Loubaresse, village perché, carrefour passé des muletiers, nous offre une pause bien méritée au gîte communal. Puis les pistes entourées de genêts en fleurs nous rapprochent du final de l'étape. Montselgues, village de caractère que les randonneurs connaissent mieux que les cyclistes, mais qui mérite que les deux se disputent le terrain. Jean-Marie, qui tient le gîte associatif, est de ces personnages qui font vivre un endroit à force de conviction tranquille. Le repas du soir est à la hauteur : la bière fraiche est locale, on mange bien, ici, et c'est aussi une forme de patrimoine.
🗺 Étape 3 sur UtagawaVTT : Rocles → Montselgues
Étape 4 Montselgues → Les Vans : sous les nuages, vers la lumière
La météo avait promis de la pluie depuis plusieurs jours. Elle a tenu parole.
Le ciel est bas, gris compact, le crachin remplace l'air cristallin des jours précédents, les nuages s'accrochent sur les hauteurs. On hésite. Puis on se rappelle pourquoi on est là. On enfile les vestes imperméables et on part.


La première partie est mystique au sens propre du terme. On passe un troupeau de vaches. Des ânes nous observent. On évolue sur les plateaux parmi les genêts en fleurs, des taches jaunes dans la grisaille, cette lumière que la nature produit quand le ciel refuse de le faire. Les descentes sont rendues glissantes par l'humidité ; il faut lire chaque virage, anticiper chaque racine. Nous ne sommes pas des patineurs sur glace, nous sommes des VTTistes, pourtant on se pose la question. La concentration est totale. C'est une forme de méditation que seuls les sentiers techniques procurent.
Les pierres et les dalles nous rappellent brutalement que nous sommes sur deux roues. Nos pieds ne sont pas plus à l'aise lorsqu'il faut pousser.

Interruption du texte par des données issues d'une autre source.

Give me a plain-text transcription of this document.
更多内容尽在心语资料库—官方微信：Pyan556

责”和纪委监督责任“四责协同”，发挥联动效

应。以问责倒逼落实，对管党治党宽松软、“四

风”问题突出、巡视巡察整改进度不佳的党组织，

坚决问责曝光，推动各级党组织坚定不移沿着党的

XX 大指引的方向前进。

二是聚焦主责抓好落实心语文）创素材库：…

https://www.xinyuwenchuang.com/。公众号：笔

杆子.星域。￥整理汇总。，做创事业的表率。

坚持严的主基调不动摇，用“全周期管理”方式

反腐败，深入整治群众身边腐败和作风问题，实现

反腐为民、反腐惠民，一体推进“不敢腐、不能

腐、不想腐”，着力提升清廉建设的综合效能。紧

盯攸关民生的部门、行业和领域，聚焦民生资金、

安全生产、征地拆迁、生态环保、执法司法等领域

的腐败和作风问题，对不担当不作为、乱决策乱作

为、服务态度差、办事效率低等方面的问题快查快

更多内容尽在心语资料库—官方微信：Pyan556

Dans la vallée on souffle. On mange une banane pour se sustenter. Le jaune est définitivement la couleur dominante de cette étape. La pluie se calme un moment. Puis la dernière partie se déroule d'abord sur piste et petite route. Le tumulte d'une rivière en contrebas nous accompagne. La fin approche. On est en haut et une magnifique descente enduro, technique comme on les aime, nous ramène aux Vans. Les machines sont fatiguées. Les hommes le sont aussi aussi, ils sont indemnes. Mais quelque chose en eux est, étrangement, plus léger qu'au départ.

🗺 Étape 4 sur UtagawaVTT : Montselgues → Les Vans
On croit connaître l'Ardèche. Ses gorges, les campings, la rivière. C'est une Ardèche. Il en existe une autre, coincée entre le nord et le sud, entre la garrigue et les hauts plateaux ventés, entre les villages huguenots où l'histoire s'est coagulée dans la pierre et les forêts de sapins où l'on entend rien d'autre que le vent et ses propres pneus.

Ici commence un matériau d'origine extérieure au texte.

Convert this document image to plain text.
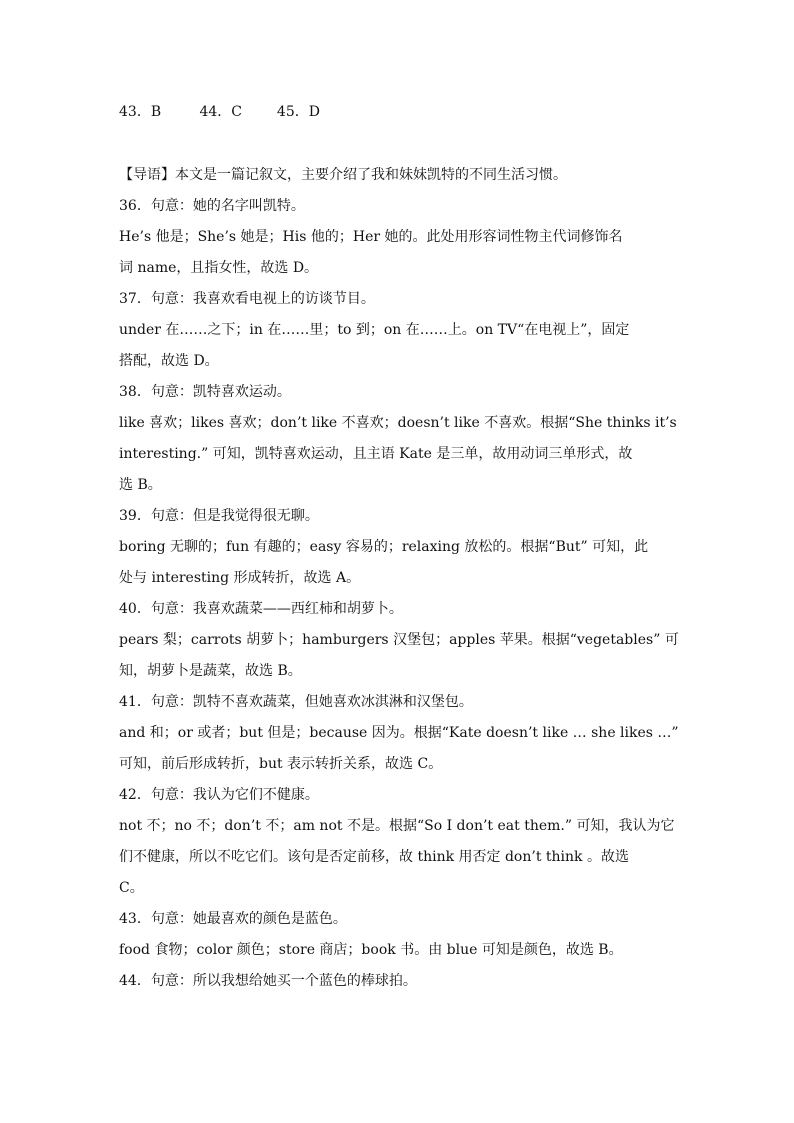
43．B	44．C 45．D
【导语】本文是一篇记叙文，主要介绍了我和妹妹凯特的不同生活习惯。
36．句意：她的名字叫凯特。
He’s 他是；She’s 她是；His 他的；Her 她的。此处用形容词性物主代词修饰名
词 name，且指女性，故选 D。
37．句意：我喜欢看电视上的访谈节目。
under 在……之下；in 在……里；to 到；on 在……上。on TV“在电视上”，固定
搭配，故选 D。
38．句意：凯特喜欢运动。
like 喜欢；likes 喜欢；don’t like 不喜欢；doesn’t like 不喜欢。根据“She thinks it’s
interesting.” 可知，凯特喜欢运动，且主语 Kate 是三单，故用动词三单形式，故
选 B。
39．句意：但是我觉得很无聊。
boring 无聊的；fun 有趣的；easy 容易的；relaxing 放松的。根据“But” 可知，此
处与 interesting 形成转折，故选 A。
40．句意：我喜欢蔬菜——西红柿和胡萝卜。
pears 梨；carrots 胡萝卜；hamburgers 汉堡包；apples 苹果。根据“vegetables” 可
知，胡萝卜是蔬菜，故选 B。
41．句意：凯特不喜欢蔬菜，但她喜欢冰淇淋和汉堡包。
and 和；or 或者；but 但是；because 因为。根据“Kate doesn’t like … she likes …”
可知，前后形成转折，but 表示转折关系，故选 C。
42．句意：我认为它们不健康。
not 不；no 不；don’t 不；am not 不是。根据“So I don’t eat them.” 可知，我认为它
们不健康，所以不吃它们。该句是否定前移，故 think 用否定 don’t think 。故选
C。
43．句意：她最喜欢的颜色是蓝色。
food 食物；color 颜色；store 商店；book 书。由 blue 可知是颜色，故选 B。
44．句意：所以我想给她买一个蓝色的棒球拍。
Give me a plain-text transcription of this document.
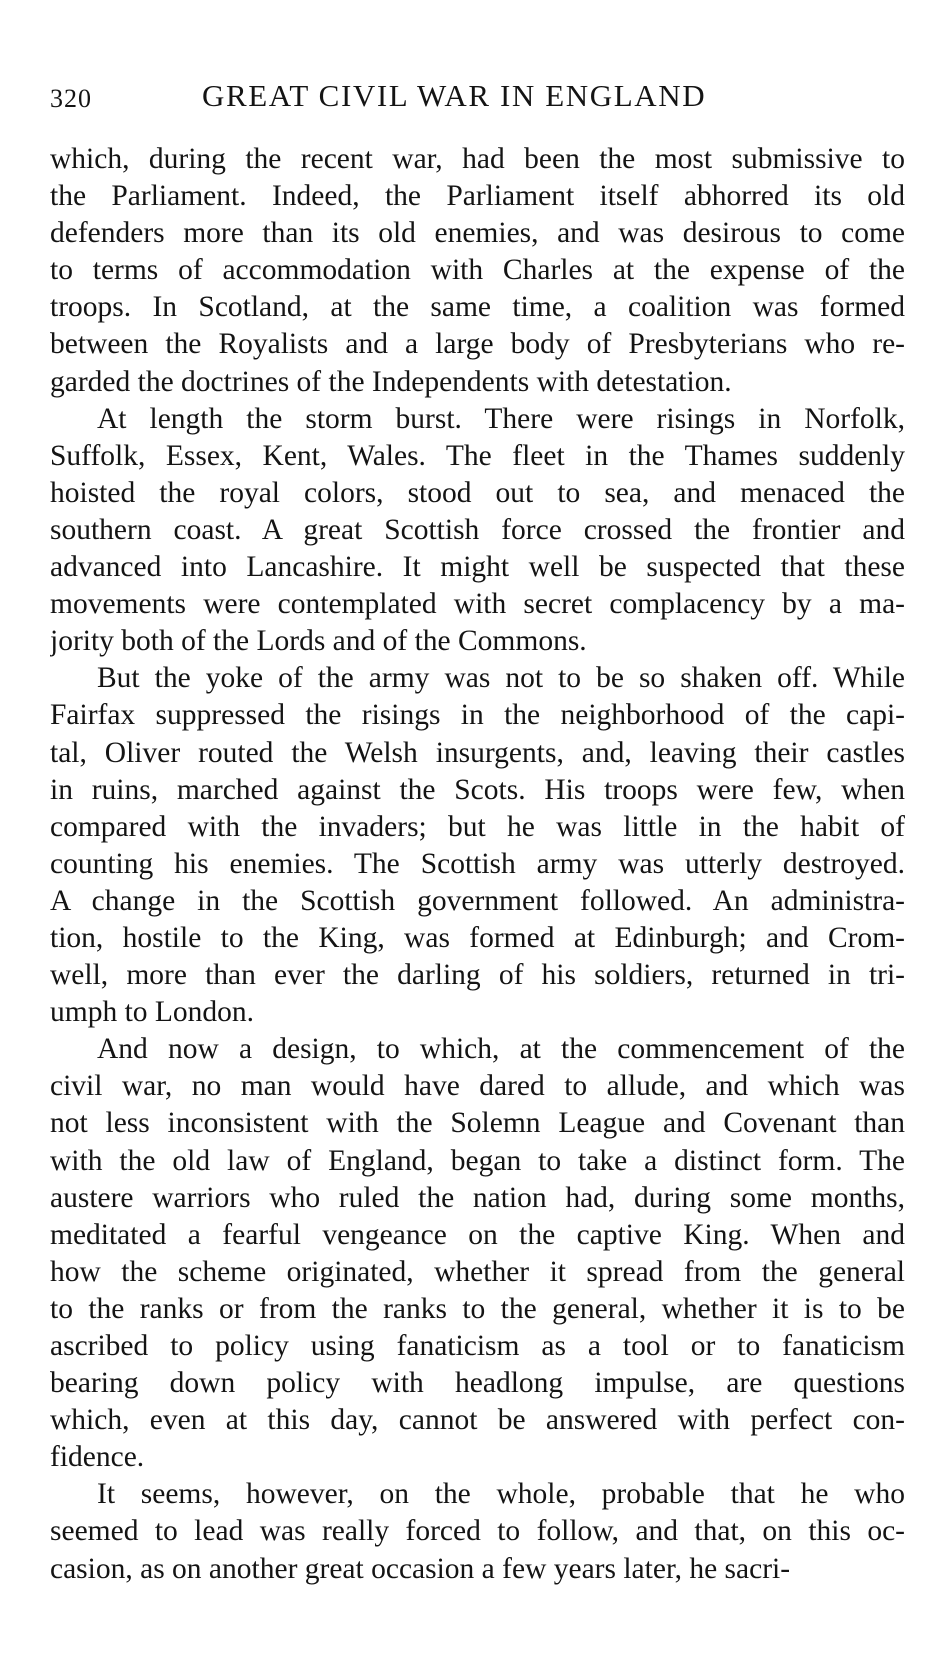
320	GREAT CIVIL WAR IN ENGLAND
which, during the recent war, had been the most submissive to
the Parliament. Indeed, the Parliament itself abhorred its old
defenders more than its old enemies, and was desirous to come
to terms of accommodation with Charles at the expense of the
troops. In Scotland, at the same time, a coalition was formed
between the Royalists and a large body of Presbyterians who re-
garded the doctrines of the Independents with detestation.
At length the storm burst. There were risings in Norfolk,
Suffolk, Essex, Kent, Wales. The fleet in the Thames suddenly
hoisted the royal colors, stood out to sea, and menaced the
southern coast. A great Scottish force crossed the frontier and
advanced into Lancashire. It might well be suspected that these
movements were contemplated with secret complacency by a ma-
jority both of the Lords and of the Commons.
But the yoke of the army was not to be so shaken off. While
Fairfax suppressed the risings in the neighborhood of the capi-
tal, Oliver routed the Welsh insurgents, and, leaving their castles
in ruins, marched against the Scots. His troops were few, when
compared with the invaders; but he was little in the habit of
counting his enemies. The Scottish army was utterly destroyed.
A change in the Scottish government followed. An administra-
tion, hostile to the King, was formed at Edinburgh; and Crom-
well, more than ever the darling of his soldiers, returned in tri-
umph to London.
And now a design, to which, at the commencement of the
civil war, no man would have dared to allude, and which was
not less inconsistent with the Solemn League and Covenant than
with the old law of England, began to take a distinct form. The
austere warriors who ruled the nation had, during some months,
meditated a fearful vengeance on the captive King. When and
how the scheme originated, whether it spread from the general
to the ranks or from the ranks to the general, whether it is to be
ascribed to policy using fanaticism as a tool or to fanaticism
bearing down policy with headlong impulse, are questions
which, even at this day, cannot be answered with perfect con-
fidence.
It seems, however, on the whole, probable that he who
seemed to lead was really forced to follow, and that, on this oc-
casion, as on another great occasion a few years later, he sacri-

Le Tour des Cévennes d'Ardèche traverse cette autre Ardèche. Exigeante, il faut être honnête : les sentiers sont parfois très techniques, les dénivelés réels, les conditions capricieuses. Mais variée comme peu d'itinérances le sont, alternant les ambiances à chaque virage (végétation méridionale, forêts de feuillus et de résineux, prairies d'altitude, ravines sèches) et généreuse en panoramas comme en rencontres.

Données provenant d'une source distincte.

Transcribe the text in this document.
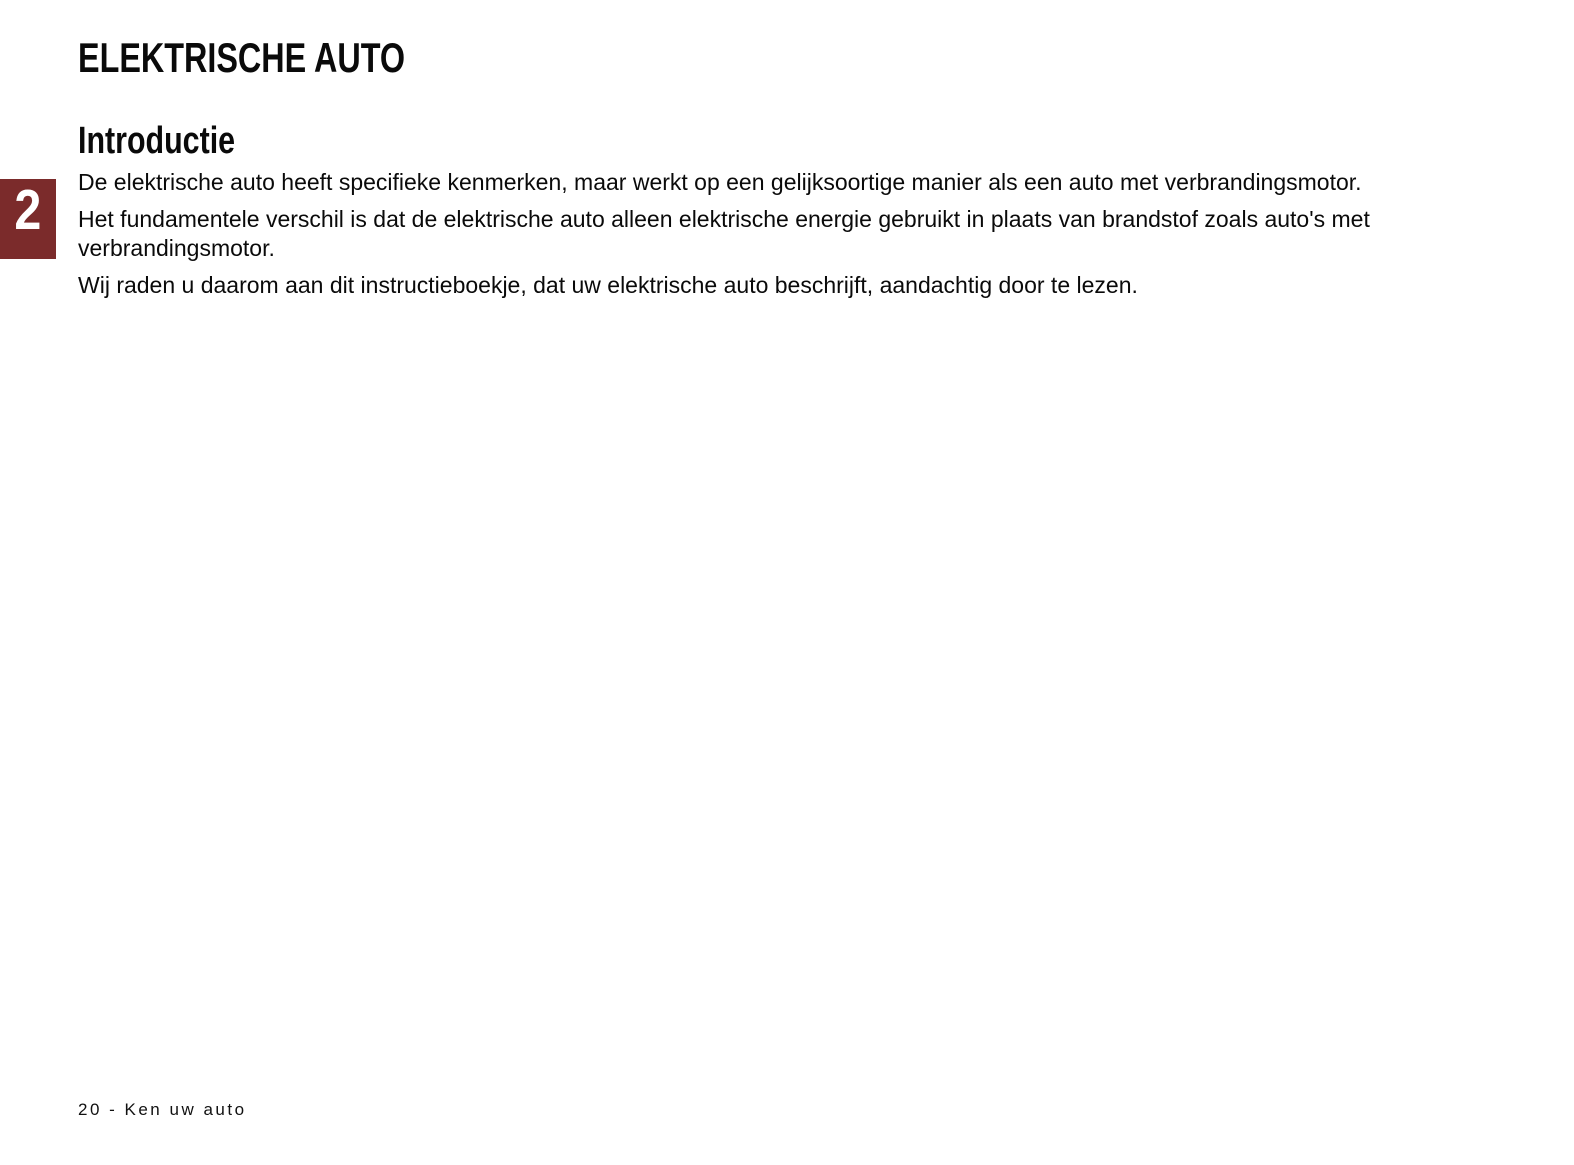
ELEKTRISCHE AUTO
2
Introductie

De elektrische auto heeft specifieke kenmerken, maar werkt op een gelijksoortige manier als een auto met verbrandingsmotor.

Het fundamentele verschil is dat de elektrische auto alleen elektrische energie gebruikt in plaats van brandstof zoals auto's met verbrandingsmotor.

Wij raden u daarom aan dit instructieboekje, dat uw elektrische auto beschrijft, aandachtig door te lezen.

20 - Ken uw auto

Les gens d'ici accueillent sans esbroufe. Ils ont cet art des territoires ruraux qui n'ont rien à vendre mais tout à partager : un repas honnête, un gîte de caractère, quelques mots échangés sur le chemin entre un propriétaire de gîte et trois VTTistes trempés. C'est peu. C'est beaucoup. C'est la France qu'on aime.
Nul besoin de brûler du kérosène et traverser une frontière pour se sentir dépaysé. Quatre jours et quelques centaines de kilomètres suffisent à atteindre une Ardèche qu'on n'imaginait pas, profonde, authentique, dépouillée et riche à la fois. Cette contradiction est peut-être le secret des beaux territoires.
On en redemande.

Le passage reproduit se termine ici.